Opinión

La guerra entre Rusia y Ucrania continúa…

Margarita Dager-Uscocovich

articulista independiente

Charlotte, Nc . Snow Fountain Press- Miami

@mr_dageruscocov www.margaritardager.com

IG:  m.r.dager_the_travel_writer

 

Hay de todo en este periplo demonizado por la debilidad de occidente. Las encuestas desaprueban el trabajo de Estados Unidos con respecto a este desalmado hecho que ha marcado la historia de las guerras en el siglo 21. Considero, que el presidente Biden como representante de la primera potencia mundial ha demostrado ser un líder desorientado y vacilante. Quiero creer todavía que en noviembre saldrán los demócratas airosos en posicionarse en la cámara de representantes, quiero creerlo, pero quizá, sea tan solo una idea loca de una mujer de fe.

El salvar vidas en Ucrania debió ser una de las acciones primarias que Biden debió tomar con seriedad, pero le dio la espalda y solo se limitó a hacer declaraciones escuetas y a enviar un twit aquí y allá. Serguei Lavrov, Guterres y el propio Biden son responsables de la falta de protección al pueblo ucraniano. Insolentes morales, son todos los que se burlan de un pueblo integro que en soledad lucha por sus derechos como país independiente y he aquí el ejemplo tácito de lo que digo. Ahora, las noticias nos indican que un giro en la política alemana colaborará con la entrega de sistemas antiaéreos a Ucrania, pero eso se debió hacer antes de los asaltos barbaros e inhumanos en las ciudades cercanas Kiev.

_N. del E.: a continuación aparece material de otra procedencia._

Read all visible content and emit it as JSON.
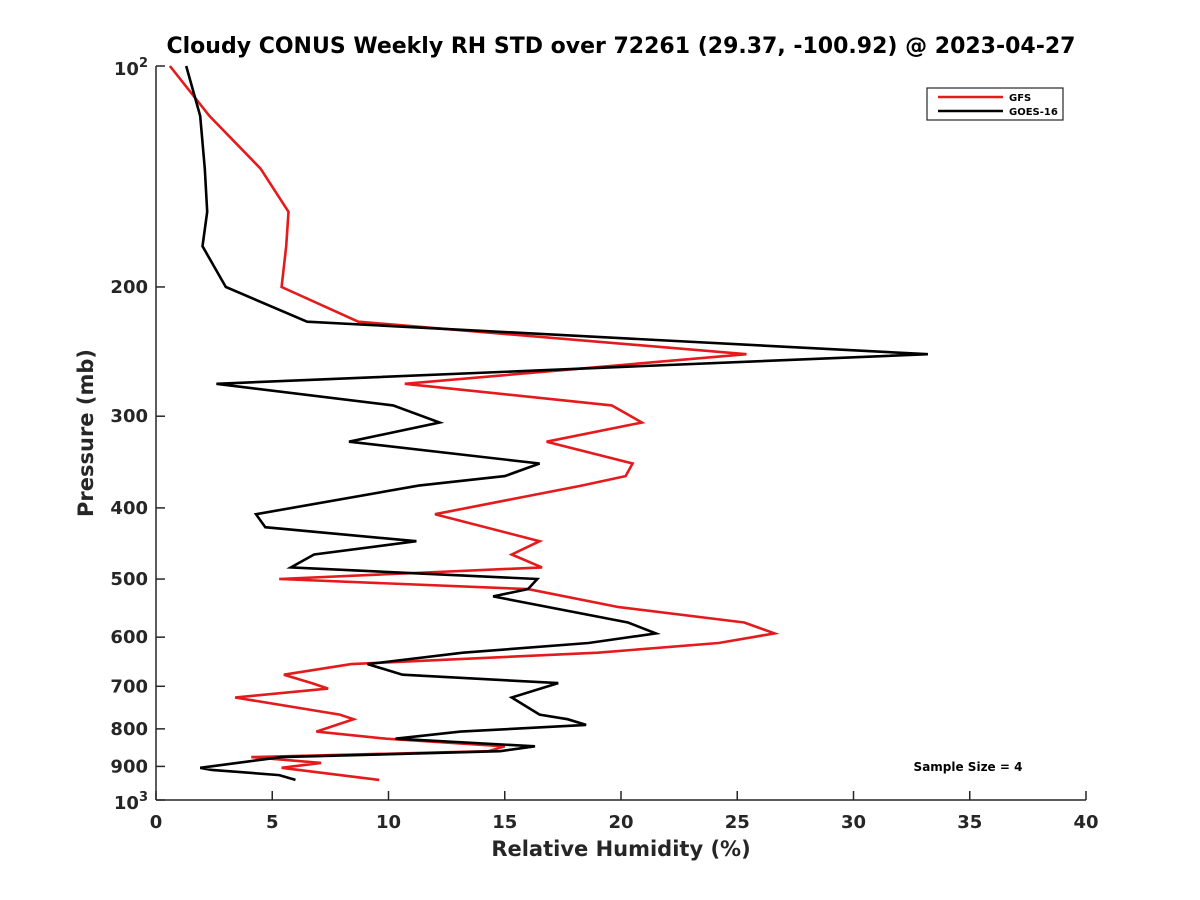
{
  "chart_data": {
    "type": "line",
    "title": "Cloudy CONUS Weekly RH STD over 72261 (29.37, -100.92) @ 2023-04-27",
    "xlabel": "Relative Humidity (%)",
    "ylabel": "Pressure (mb)",
    "xlim": [
      0,
      40
    ],
    "ylim": [
      100,
      1000
    ],
    "yscale": "log",
    "y_reversed": true,
    "grid": false,
    "legend_position": "top-right",
    "x_ticks": [
      "0",
      "5",
      "10",
      "15",
      "20",
      "25",
      "30",
      "35",
      "40"
    ],
    "y_ticks": [
      {
        "value": 100,
        "base": "10",
        "exp": "2"
      },
      {
        "value": 200,
        "label": "200"
      },
      {
        "value": 300,
        "label": "300"
      },
      {
        "value": 400,
        "label": "400"
      },
      {
        "value": 500,
        "label": "500"
      },
      {
        "value": 600,
        "label": "600"
      },
      {
        "value": 700,
        "label": "700"
      },
      {
        "value": 800,
        "label": "800"
      },
      {
        "value": 900,
        "label": "900"
      },
      {
        "value": 1000,
        "base": "10",
        "exp": "3"
      }
    ],
    "annotation": "Sample Size = 4",
    "series": [
      {
        "name": "GFS",
        "color": "#e41a1c",
        "points": [
          [
            0.6,
            100
          ],
          [
            2.3,
            117
          ],
          [
            4.5,
            138
          ],
          [
            5.7,
            158
          ],
          [
            5.6,
            176
          ],
          [
            5.4,
            200
          ],
          [
            8.7,
            223
          ],
          [
            25.4,
            247
          ],
          [
            10.7,
            271
          ],
          [
            19.6,
            290
          ],
          [
            20.9,
            306
          ],
          [
            16.8,
            325
          ],
          [
            20.5,
            348
          ],
          [
            20.2,
            362
          ],
          [
            18.3,
            373
          ],
          [
            12.0,
            408
          ],
          [
            16.5,
            444
          ],
          [
            15.3,
            463
          ],
          [
            16.6,
            482
          ],
          [
            5.3,
            500
          ],
          [
            16.0,
            516
          ],
          [
            19.9,
            546
          ],
          [
            25.3,
            573
          ],
          [
            26.6,
            593
          ],
          [
            24.2,
            611
          ],
          [
            19.0,
            630
          ],
          [
            8.4,
            653
          ],
          [
            5.5,
            675
          ],
          [
            6.7,
            693
          ],
          [
            7.4,
            705
          ],
          [
            3.4,
            725
          ],
          [
            7.9,
            765
          ],
          [
            8.5,
            776
          ],
          [
            6.9,
            807
          ],
          [
            9.9,
            825
          ],
          [
            15.0,
            845
          ],
          [
            14.3,
            858
          ],
          [
            4.1,
            874
          ],
          [
            7.1,
            890
          ],
          [
            5.4,
            904
          ],
          [
            9.6,
            939
          ]
        ]
      },
      {
        "name": "GOES-16",
        "color": "#000000",
        "points": [
          [
            1.3,
            100
          ],
          [
            1.9,
            117
          ],
          [
            2.1,
            138
          ],
          [
            2.2,
            158
          ],
          [
            2.0,
            176
          ],
          [
            3.0,
            200
          ],
          [
            6.5,
            223
          ],
          [
            33.2,
            247
          ],
          [
            2.6,
            271
          ],
          [
            10.2,
            290
          ],
          [
            12.2,
            306
          ],
          [
            8.3,
            325
          ],
          [
            16.5,
            348
          ],
          [
            15.0,
            362
          ],
          [
            11.3,
            373
          ],
          [
            4.3,
            408
          ],
          [
            4.7,
            425
          ],
          [
            11.2,
            444
          ],
          [
            6.8,
            463
          ],
          [
            5.8,
            482
          ],
          [
            16.4,
            500
          ],
          [
            16.0,
            516
          ],
          [
            14.5,
            528
          ],
          [
            20.3,
            573
          ],
          [
            21.5,
            593
          ],
          [
            18.6,
            611
          ],
          [
            13.2,
            630
          ],
          [
            9.1,
            653
          ],
          [
            10.6,
            675
          ],
          [
            17.3,
            693
          ],
          [
            15.3,
            725
          ],
          [
            16.5,
            765
          ],
          [
            17.7,
            776
          ],
          [
            18.5,
            790
          ],
          [
            13.1,
            807
          ],
          [
            10.3,
            825
          ],
          [
            16.3,
            845
          ],
          [
            14.8,
            858
          ],
          [
            5.4,
            874
          ],
          [
            1.9,
            904
          ],
          [
            2.4,
            910
          ],
          [
            5.3,
            925
          ],
          [
            6.0,
            939
          ]
        ]
      }
    ]
  }
}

Los Estados Unidos y su convocatoria a una reunión a través del secretario de defensa Lloyd Austin, junto con otros 40 países que, si bien es cierto, la mayoría no pertenecen a la OTAN diplomáticamente estarán enfrentándose a los complejos asaltos y hechos que deja el segundo más grande holocausto para asistir al presidente Zelensky, no lo considero nada ventajoso ni eficaz. Es tan solo una más de las flojas e intrascendentes estrategias para desviar la atención de quienes hacemos opinión acerca de este tema de gran relevancia. Las razones para martirizar y torturar a Ucrania por parte de Rusia es una guerra inútil que no podrá ganar, pero el apoyo a la seguridad mundial está en nosotros, el mundo libre. Nosotros, los Estados Unidos debemos sentar un precedente y exigir que no se devore a un país que impide ser dominado por la idea matonesca de un hombre desquiciado y moderno, que pretende pasar a la historia como un reciente Zar.

Basta ya de consideraciones y de meras apariciones televisivas con declaraciones que no aportan nada, sino que nos brindan una visión del borroso espectro de política exterior y de trabajo en equipo de la ONU y OTAN. La lógica de ataque a Putin no es aceptable, sin embargo, hay que entrar a Ucrania para apoyar su defensa, no es suficiente el enviar misiles o bombarderos. Si la tercera guerra mundial es inminente, que así sea. Dejar sentado que ningún país debe ser atacado a estas alturas por capricho es un “must do” sin tanto rebuscamiento o artificios. Esperemos que la caída de Putin sea inminente y rápida para que los organismos competentes si es que todavía tienen credibilidad, lo juzguen con la inexorable dureza que merece.

Mientras tanto, La ONU como organismo internacional, a los sesenta y dos días de la guerra en Ucrania no ha sido eficaz, lo mismo que no lo fue en la guerra con Siria. La única respuesta a mi modo de ver en el viaje de Guterres a Rusia, ha sido la determinación de quedar como un “payaso diplomático” por la forma blandengue de sus absurdas declaraciones acerca de las conversaciones con Sergei Lavrov. Es imposible confiar en un organismo en querer acabar con la guerra que por nuestra parte consideramos que es no solo cruel si no que atenta con todo lo que no se debe hacer en un ataque de ocupación cuando su máximo representante rinde declaraciones a la prensa que son bastante torpes y cretinas. De seguro Putin y Lavrov se han de haber reído a sus espaldas.

Observando los toros desde lejos, y, analizando las negativas por parte del líder del kremlin, su actuación es tozuda y desafiante ha logrado que la postura tanto de los alemanes y de Polonia junto con Bulgaria con respecto al cierre de servicio de gas licuado lo lleve a ahorcarse con su propia cuerda ya que mil millones diarios por dichos servicios no son cosa de jugar a las canicas. La economía de Rusia con esta invasión empeorará y habrá que valerse de esto, y de un estoico contrataque no solo económico si no psicológico, que deje al Kremlin sin salida.